Also ansprayen geht auch. Einfach mit der Grundierungsfarbe, z.B. Weiss oder Schwarz.

Ich spiele zurzeit 2 Armeen und kann sagen, hol dir die Armeebox. Der Codex ist auch nicht sehr teuer und das Regelbuch geht noch so. Aber denk dran, wenn du alles was du brauchst auf einmal kaufst, sind 160 Euro + schnell weg.


----------



## Chakalaker (24. Oktober 2010)

Gnaba_Hustefix schrieb:


> In der Armeebox hast du schonmal alles, um kleine Schlachten problemlos zu spielen. Brauchst halt nur noch den ihr Codex und das Regelbuch.
> 
> Am günstigsten bekommst du die Modelle, wenn du sie aus England bestellst. Ich schick dir mal nenLink zu nem englischen Onlineshop per PN.

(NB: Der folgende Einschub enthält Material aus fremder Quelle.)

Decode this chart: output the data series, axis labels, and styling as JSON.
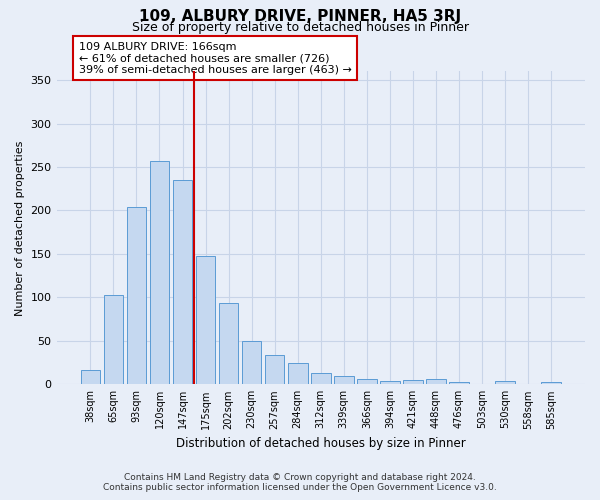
{
  "title": "109, ALBURY DRIVE, PINNER, HA5 3RJ",
  "subtitle": "Size of property relative to detached houses in Pinner",
  "xlabel": "Distribution of detached houses by size in Pinner",
  "ylabel": "Number of detached properties",
  "categories": [
    "38sqm",
    "65sqm",
    "93sqm",
    "120sqm",
    "147sqm",
    "175sqm",
    "202sqm",
    "230sqm",
    "257sqm",
    "284sqm",
    "312sqm",
    "339sqm",
    "366sqm",
    "394sqm",
    "421sqm",
    "448sqm",
    "476sqm",
    "503sqm",
    "530sqm",
    "558sqm",
    "585sqm"
  ],
  "values": [
    17,
    103,
    204,
    257,
    235,
    148,
    94,
    50,
    34,
    25,
    13,
    9,
    6,
    4,
    5,
    6,
    3,
    0,
    4,
    0,
    3
  ],
  "bar_color": "#c5d8f0",
  "bar_edge_color": "#5b9bd5",
  "grid_color": "#c8d4e8",
  "background_color": "#e8eef8",
  "vline_x": 4.5,
  "vline_color": "#cc0000",
  "annotation_text": "109 ALBURY DRIVE: 166sqm\n← 61% of detached houses are smaller (726)\n39% of semi-detached houses are larger (463) →",
  "annotation_box_color": "#ffffff",
  "annotation_box_edge": "#cc0000",
  "footer_line1": "Contains HM Land Registry data © Crown copyright and database right 2024.",
  "footer_line2": "Contains public sector information licensed under the Open Government Licence v3.0.",
  "ylim": [
    0,
    360
  ],
  "yticks": [
    0,
    50,
    100,
    150,
    200,
    250,
    300,
    350
  ]
}
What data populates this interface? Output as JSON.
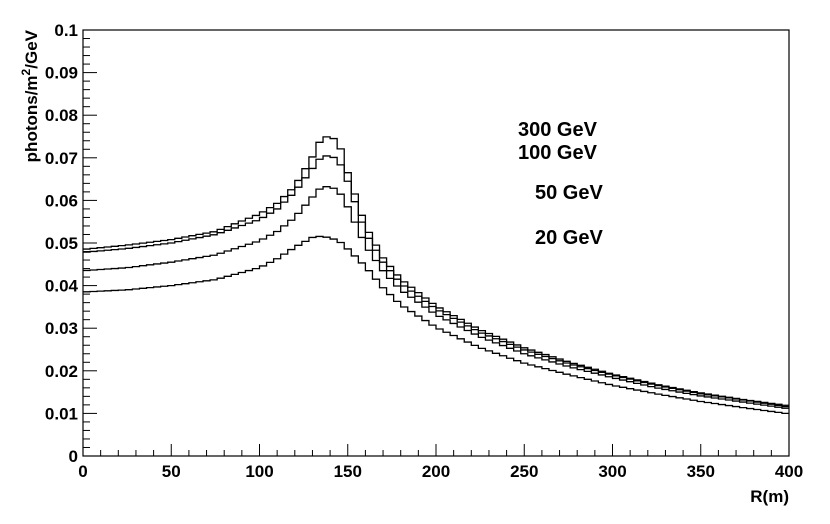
{
  "chart_data": {
    "type": "line",
    "style": "step-histogram",
    "xlabel": "R(m)",
    "ylabel_parts": [
      "photons/m",
      "2",
      "/GeV"
    ],
    "xlim": [
      0,
      400
    ],
    "ylim": [
      0,
      0.1
    ],
    "x_ticks": [
      0,
      50,
      100,
      150,
      200,
      250,
      300,
      350,
      400
    ],
    "x_tick_labels": [
      "0",
      "50",
      "100",
      "150",
      "200",
      "250",
      "300",
      "350",
      "400"
    ],
    "y_ticks": [
      0,
      0.01,
      0.02,
      0.03,
      0.04,
      0.05,
      0.06,
      0.07,
      0.08,
      0.09,
      0.1
    ],
    "y_tick_labels": [
      "0",
      "0.01",
      "0.02",
      "0.03",
      "0.04",
      "0.05",
      "0.06",
      "0.07",
      "0.08",
      "0.09",
      "0.1"
    ],
    "grid": false,
    "line_color": "#000000",
    "x": [
      0,
      25,
      50,
      75,
      100,
      110,
      120,
      130,
      135,
      140,
      145,
      150,
      160,
      170,
      180,
      200,
      225,
      250,
      275,
      300,
      325,
      350,
      375,
      400
    ],
    "series": [
      {
        "name": "300 GeV",
        "values": [
          0.0485,
          0.0495,
          0.0508,
          0.0527,
          0.0568,
          0.0593,
          0.0633,
          0.0702,
          0.0745,
          0.0752,
          0.0735,
          0.0665,
          0.054,
          0.0465,
          0.0415,
          0.0352,
          0.0296,
          0.0254,
          0.0221,
          0.0192,
          0.0168,
          0.0148,
          0.0132,
          0.0118
        ]
      },
      {
        "name": "100 GeV",
        "values": [
          0.0478,
          0.0487,
          0.05,
          0.052,
          0.0555,
          0.058,
          0.062,
          0.0675,
          0.0702,
          0.0706,
          0.0693,
          0.0645,
          0.0525,
          0.0455,
          0.0405,
          0.0345,
          0.029,
          0.0249,
          0.0217,
          0.019,
          0.0166,
          0.0146,
          0.0131,
          0.0115
        ]
      },
      {
        "name": "50 GeV",
        "values": [
          0.0435,
          0.0442,
          0.0455,
          0.0472,
          0.0505,
          0.0527,
          0.056,
          0.0608,
          0.0631,
          0.0633,
          0.0622,
          0.0585,
          0.0495,
          0.0435,
          0.039,
          0.0332,
          0.028,
          0.024,
          0.021,
          0.0184,
          0.016,
          0.0141,
          0.0126,
          0.0111
        ]
      },
      {
        "name": "20 GeV",
        "values": [
          0.0385,
          0.039,
          0.04,
          0.0414,
          0.0442,
          0.0463,
          0.049,
          0.0513,
          0.0516,
          0.0512,
          0.0505,
          0.0486,
          0.0445,
          0.0395,
          0.0355,
          0.0302,
          0.0254,
          0.0218,
          0.0191,
          0.0166,
          0.0146,
          0.0128,
          0.0113,
          0.0099
        ]
      }
    ]
  }
}
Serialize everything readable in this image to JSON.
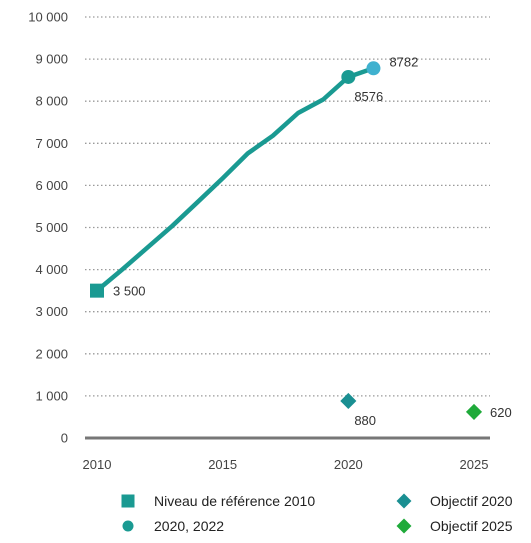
{
  "chart_data": {
    "type": "line",
    "x_ticks": [
      "2010",
      "2015",
      "2020",
      "2025"
    ],
    "y_ticks": [
      "0",
      "1 000",
      "2 000",
      "3 000",
      "4 000",
      "5 000",
      "6 000",
      "7 000",
      "8 000",
      "9 000",
      "10 000"
    ],
    "xlim": [
      2010,
      2025
    ],
    "ylim": [
      0,
      10000
    ],
    "grid": "horizontal-dotted",
    "series": [
      {
        "name": "",
        "kind": "line",
        "color": "#1a9a92",
        "x": [
          2010,
          2011,
          2012,
          2013,
          2014,
          2015,
          2016,
          2017,
          2018,
          2019,
          2020,
          2021
        ],
        "y": [
          3500,
          4000,
          4520,
          5040,
          5600,
          6170,
          6760,
          7180,
          7720,
          8040,
          8576,
          8782
        ]
      }
    ],
    "markers": [
      {
        "legend": "Niveau de référence 2010",
        "shape": "square",
        "color": "#1a9a92",
        "x": 2010,
        "y": 3500,
        "label": "3 500",
        "label_side": "right"
      },
      {
        "legend": "2020, 2022",
        "shape": "circle",
        "color": "#1a9a92",
        "x": 2020,
        "y": 8576,
        "label": "8576",
        "label_side": "below"
      },
      {
        "legend": "2020, 2022",
        "shape": "circle",
        "color": "#3fb1cf",
        "x": 2021,
        "y": 8782,
        "label": "8782",
        "label_side": "right"
      },
      {
        "legend": "Objectif 2020",
        "shape": "diamond",
        "color": "#1a8f92",
        "x": 2020,
        "y": 880,
        "label": "880",
        "label_side": "below"
      },
      {
        "legend": "Objectif 2025",
        "shape": "diamond",
        "color": "#1faa3a",
        "x": 2025,
        "y": 620,
        "label": "620",
        "label_side": "right"
      }
    ],
    "legend": [
      {
        "label": "Niveau de référence 2010",
        "shape": "square",
        "color": "#1a9a92"
      },
      {
        "label": "Objectif 2020",
        "shape": "diamond",
        "color": "#1a8f92"
      },
      {
        "label": "2020, 2022",
        "shape": "circle",
        "color": "#1a9a92"
      },
      {
        "label": "Objectif 2025",
        "shape": "diamond",
        "color": "#1faa3a"
      }
    ],
    "legend_position": "bottom"
  }
}
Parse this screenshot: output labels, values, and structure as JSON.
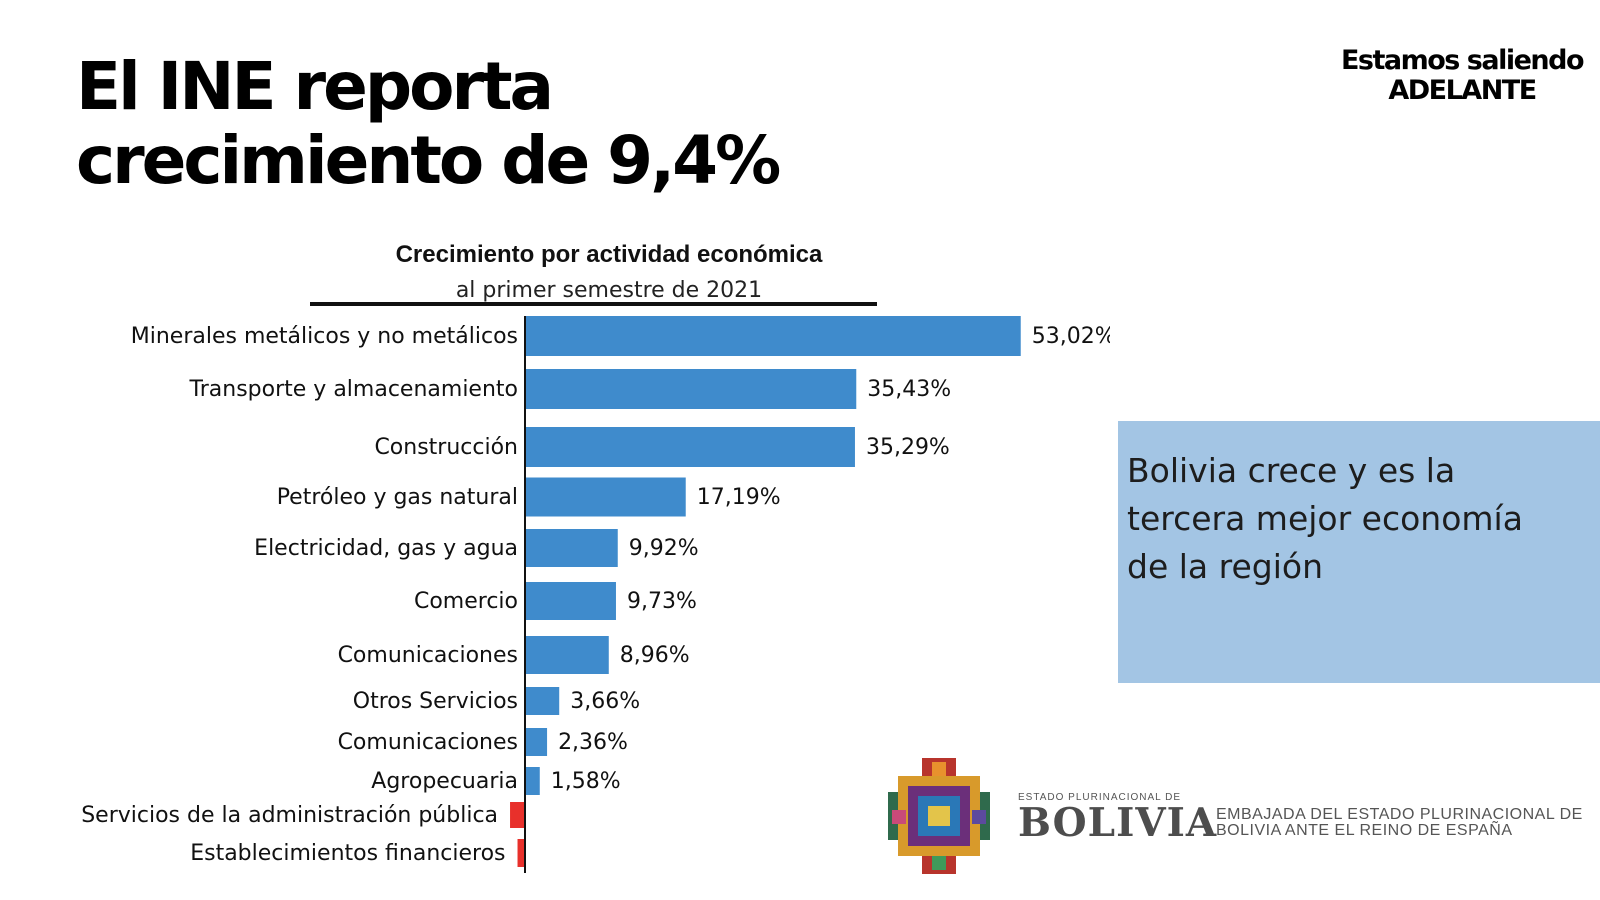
{
  "headline": {
    "line1": "El INE reporta",
    "line2": "crecimiento de 9,4%"
  },
  "slogan": {
    "line1": "Estamos saliendo",
    "line2": "ADELANTE"
  },
  "info_box": {
    "line1": "Bolivia crece y es la",
    "line2": "tercera mejor economía",
    "line3": "de la región"
  },
  "logo": {
    "small_text": "ESTADO PLURINACIONAL DE",
    "big_text": "BOLIVIA"
  },
  "embassy": {
    "line1": "EMBAJADA DEL ESTADO PLURINACIONAL DE",
    "line2": "BOLIVIA ANTE EL REINO DE ESPAÑA"
  },
  "colors": {
    "positive_bar": "#3f8bcc",
    "negative_bar": "#e8302b",
    "info_box": "#a3c5e4",
    "text": "#111111"
  },
  "chart_data": {
    "type": "bar",
    "orientation": "horizontal",
    "title": "Crecimiento por actividad económica",
    "subtitle": "al primer semestre de 2021",
    "categories": [
      "Minerales metálicos y no metálicos",
      "Transporte y almacenamiento",
      "Construcción",
      "Petróleo y gas natural",
      "Electricidad, gas y agua",
      "Comercio",
      "Comunicaciones",
      "Otros Servicios",
      "Comunicaciones",
      "Agropecuaria",
      "Servicios de la administración pública",
      "Establecimientos financieros"
    ],
    "values": [
      53.02,
      35.43,
      35.29,
      17.19,
      9.92,
      9.73,
      8.96,
      3.66,
      2.36,
      1.58,
      -1.6,
      -0.8
    ],
    "value_labels": [
      "53,02%",
      "35,43%",
      "35,29%",
      "17,19%",
      "9,92%",
      "9,73%",
      "8,96%",
      "3,66%",
      "2,36%",
      "1,58%",
      "",
      ""
    ],
    "grid": false,
    "legend": "none"
  }
}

Sooo habe auf der Seite dann das gefunden für 41 Dollar
http://www.waylandgames.co.uk/Games-Workshop/Warhammer-40k/Tau-Empire/TAU-BATTLEFORCE/prod_1518.html

Wie läuft das da auf meinem Konto ja nur Euro ist, wird das automatisch umgerechnet?


----------



## Deathstyle (24. Oktober 2010)

Da man bei Tau recht viel entgraten muss empfehle ich nen Skalpell und wenn man will noch was zum Knipsen. Ansonsten würde ich die Grundierung nicht per Hand auftragen, denn das widerspricht dem Sinn einer Grundierung, nämlich das die Acrylfarben besser haften - also Dose!
Ich allerdings habe ein Hellrotes/Weißes Farbshema und grundiere daher weiß.
Dazu holen? Nun das Codex und Farben, mehr brauchst du bis zur Fertigstellung deiner Miniaturen eigentlich erstmal nicht, kauf dir nicht alles auf einmal - das demotiviert beim bemalen. Also wenn du noch was dazu möchtest, dann würde ich nen Commander vorschlagen.


----------



## Grüne Brille (24. Oktober 2010)

Chakalaker schrieb:


> Sooo habe auf der Seite dann das gefunden für 41 Dollar
> http://www.waylandgames.co.uk/Games-Workshop/Warhammer-40k/Tau-Empire/TAU-BATTLEFORCE/prod_1518.html
> 
> Wie läuft das da auf meinem Konto ja nur Euro ist, wird das automatisch umgerechnet?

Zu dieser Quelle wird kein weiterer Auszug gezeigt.